When I commenced my career as a professional publisher and in the time that followed, I wanted to be in and had an educational background that favoured information publishing, not software and business systems, logistics, customer service, facilities management and suchlike. Still, one has to recognise that these and other functions create the totality of the piece and they need to be tackled in order to thrive. Given a choice, I’d much prefer to have someone else do these things than tackle them myself. There should not be an option, though, to do nothing. Furthermore and not least, different activities, depending on the extent of their added-value, tend to produce different levels of profitability so better to be further up the chain.

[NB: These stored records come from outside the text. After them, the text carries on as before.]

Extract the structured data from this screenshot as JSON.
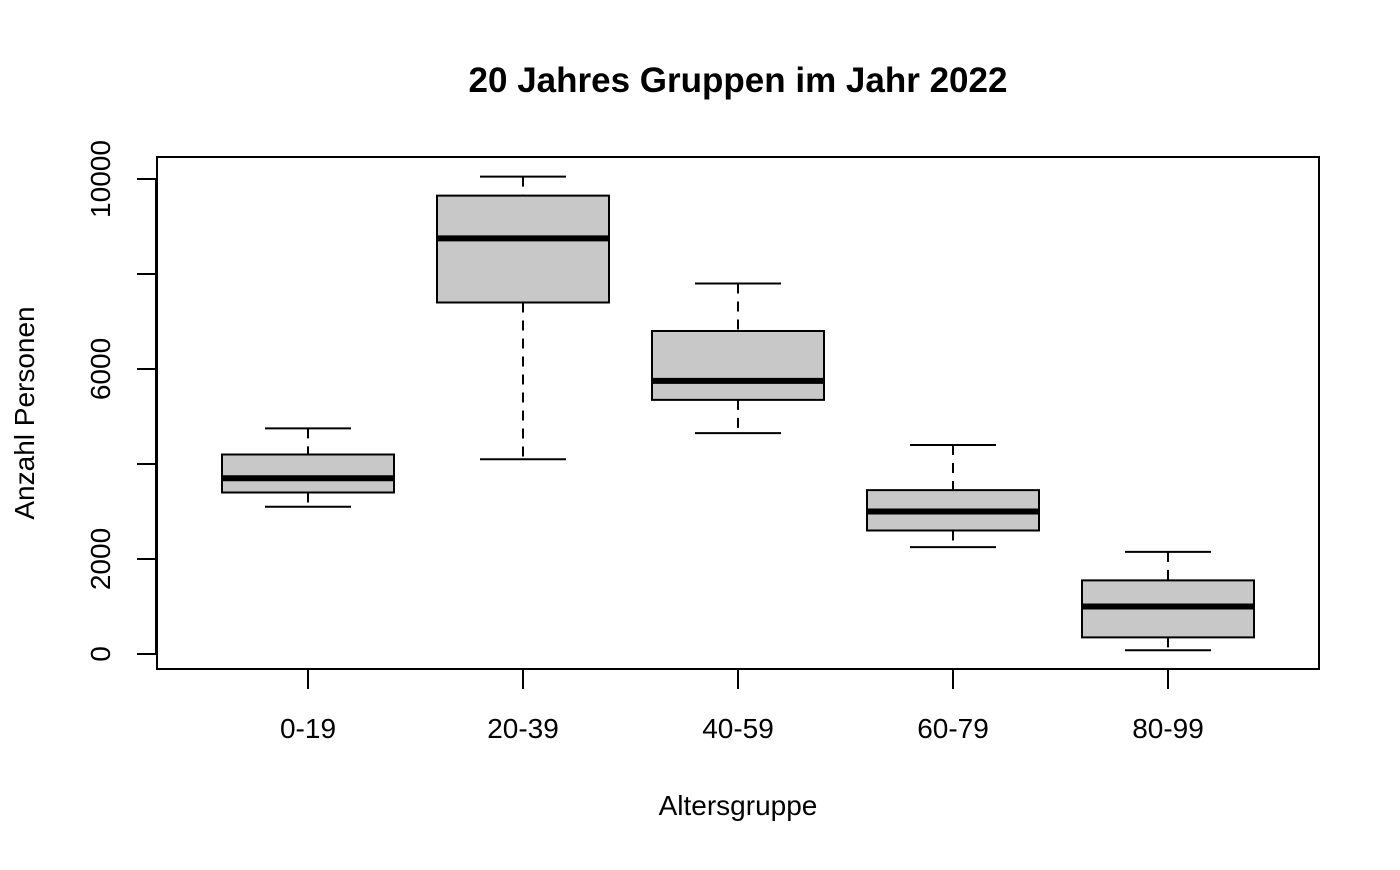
{
  "chart_data": {
    "type": "boxplot",
    "title": "20 Jahres Gruppen im Jahr 2022",
    "xlabel": "Altersgruppe",
    "ylabel": "Anzahl Personen",
    "categories": [
      "0-19",
      "20-39",
      "40-59",
      "60-79",
      "80-99"
    ],
    "boxes": [
      {
        "whisker_low": 3100,
        "q1": 3400,
        "median": 3700,
        "q3": 4200,
        "whisker_high": 4750
      },
      {
        "whisker_low": 4100,
        "q1": 7400,
        "median": 8750,
        "q3": 9650,
        "whisker_high": 10050
      },
      {
        "whisker_low": 4650,
        "q1": 5350,
        "median": 5750,
        "q3": 6800,
        "whisker_high": 7800
      },
      {
        "whisker_low": 2250,
        "q1": 2600,
        "median": 3000,
        "q3": 3450,
        "whisker_high": 4400
      },
      {
        "whisker_low": 80,
        "q1": 350,
        "median": 1000,
        "q3": 1550,
        "whisker_high": 2150
      }
    ],
    "yticks": [
      0,
      2000,
      6000,
      10000
    ],
    "minor_yticks": [
      4000,
      8000
    ],
    "ylim": [
      -300,
      10500
    ],
    "box_fill": "#c8c8c8",
    "grid": false,
    "legend": "none"
  }
}
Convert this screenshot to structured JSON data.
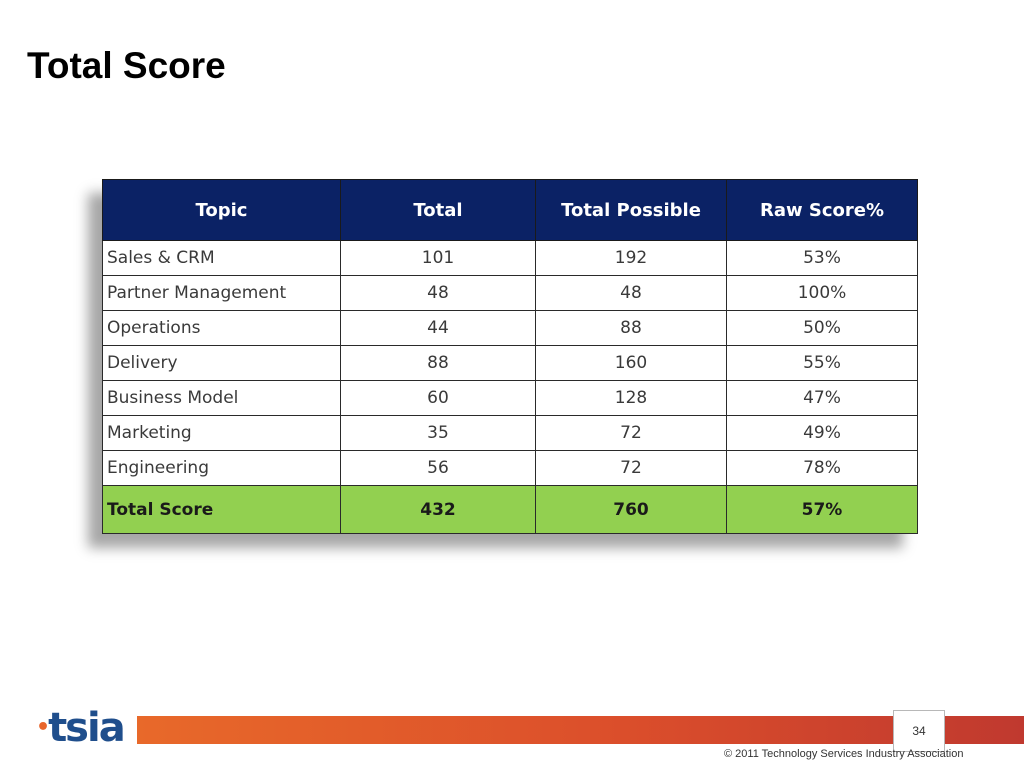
{
  "slide": {
    "title": "Total Score",
    "page_number": "34",
    "copyright": "© 2011 Technology Services Industry Association",
    "logo_text": "tsia"
  },
  "table": {
    "headers": [
      "Topic",
      "Total",
      "Total Possible",
      "Raw Score%"
    ],
    "rows": [
      [
        "Sales & CRM",
        "101",
        "192",
        "53%"
      ],
      [
        "Partner Management",
        "48",
        "48",
        "100%"
      ],
      [
        "Operations",
        "44",
        "88",
        "50%"
      ],
      [
        "Delivery",
        "88",
        "160",
        "55%"
      ],
      [
        "Business Model",
        "60",
        "128",
        "47%"
      ],
      [
        "Marketing",
        "35",
        "72",
        "49%"
      ],
      [
        "Engineering",
        "56",
        "72",
        "78%"
      ]
    ],
    "total_row": [
      "Total Score",
      "432",
      "760",
      "57%"
    ]
  },
  "colors": {
    "header_bg": "#0b2265",
    "total_row_bg": "#92d050",
    "footer_bar": "#db4e2b",
    "logo_blue": "#1f4e8c",
    "logo_orange": "#e8652b"
  }
}
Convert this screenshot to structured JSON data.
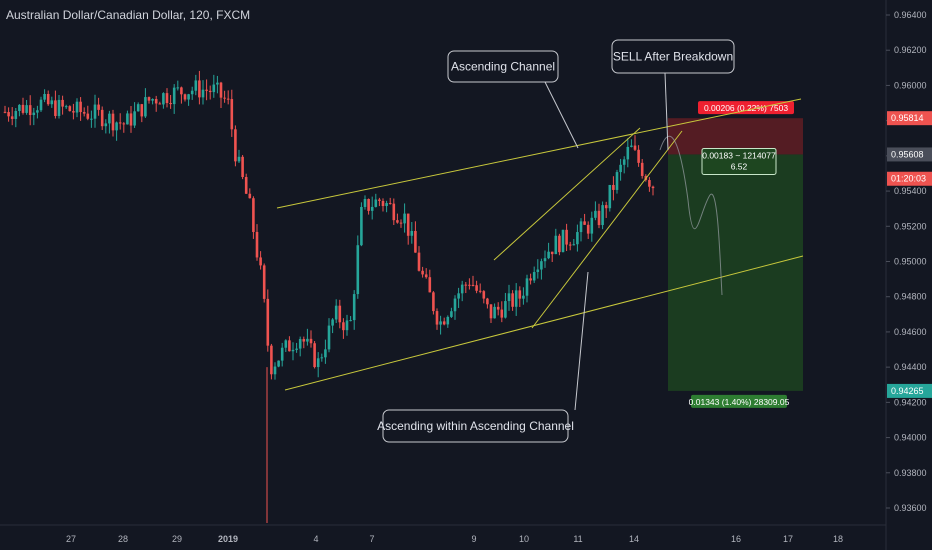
{
  "header": {
    "title": "Australian Dollar/Canadian Dollar, 120, FXCM"
  },
  "colors": {
    "background": "#131722",
    "up": "#26a69a",
    "down": "#ef5350",
    "trendline": "#c8c83c",
    "axis_text": "#b2b5be",
    "stop_zone": "#6b1f24",
    "target_zone": "#1e4620"
  },
  "chart_data": {
    "type": "candlestick",
    "title": "Australian Dollar/Canadian Dollar, 120, FXCM",
    "xlabel": "",
    "ylabel": "",
    "y_range": [
      0.9348,
      0.965
    ],
    "y_ticks": [
      "0.96400",
      "0.96200",
      "0.96000",
      "0.95800",
      "0.95600",
      "0.95400",
      "0.95200",
      "0.95000",
      "0.94800",
      "0.94600",
      "0.94400",
      "0.94200",
      "0.94000",
      "0.93800",
      "0.93600"
    ],
    "x_ticks": [
      "27",
      "28",
      "29",
      "2019",
      "4",
      "7",
      "9",
      "10",
      "11",
      "14",
      "16",
      "17",
      "18"
    ],
    "price_labels": [
      {
        "label": "0.95814",
        "color": "#ef5350"
      },
      {
        "label": "0.95608",
        "color": "#4a4e5a"
      },
      {
        "label": "01:20:03",
        "color": "#ef5350"
      },
      {
        "label": "0.94265",
        "color": "#26a69a"
      }
    ],
    "position": {
      "entry": 0.95608,
      "stop": 0.95814,
      "target": 0.94265,
      "stop_label": "0.00206 (0.22%) 7503",
      "entry_label_line1": "0.00183 ~ 1214077",
      "entry_label_line2": "6.52",
      "target_label": "0.01343 (1.40%) 28309.05"
    },
    "annotations": [
      {
        "text": "Ascending Channel"
      },
      {
        "text": "SELL After Breakdown"
      },
      {
        "text": "Ascending within Ascending Channel"
      }
    ],
    "grid": false
  }
}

I noted recently, for example, that Lexis Nexis had, like many other publishers have done, reached agreement with OverDrive to create customized an eBook lending and management service offering electronic books for lawyers. Likewise, Wolters Kluwer’s work with OFS and XCM Solutions are, I would imagine, all good arrangements. They make sense to me, as clearly each of the respective parties has great but complementary skills. It would be good to see more of this, particularly among smaller, more interesting professional publishers. Even more significantly and intriguing, with news that Thomson Reuters and Wolters Kluwer Law & Business will join forces to offer select Wolters Kluwer current awareness content on Thomson Reuters Westlaw online legal research platforms and of the sale of a minority stake in Lexis Nexis SA, perhaps this is further confirmation that even they can’t do everything without some (perhaps marriage) partners.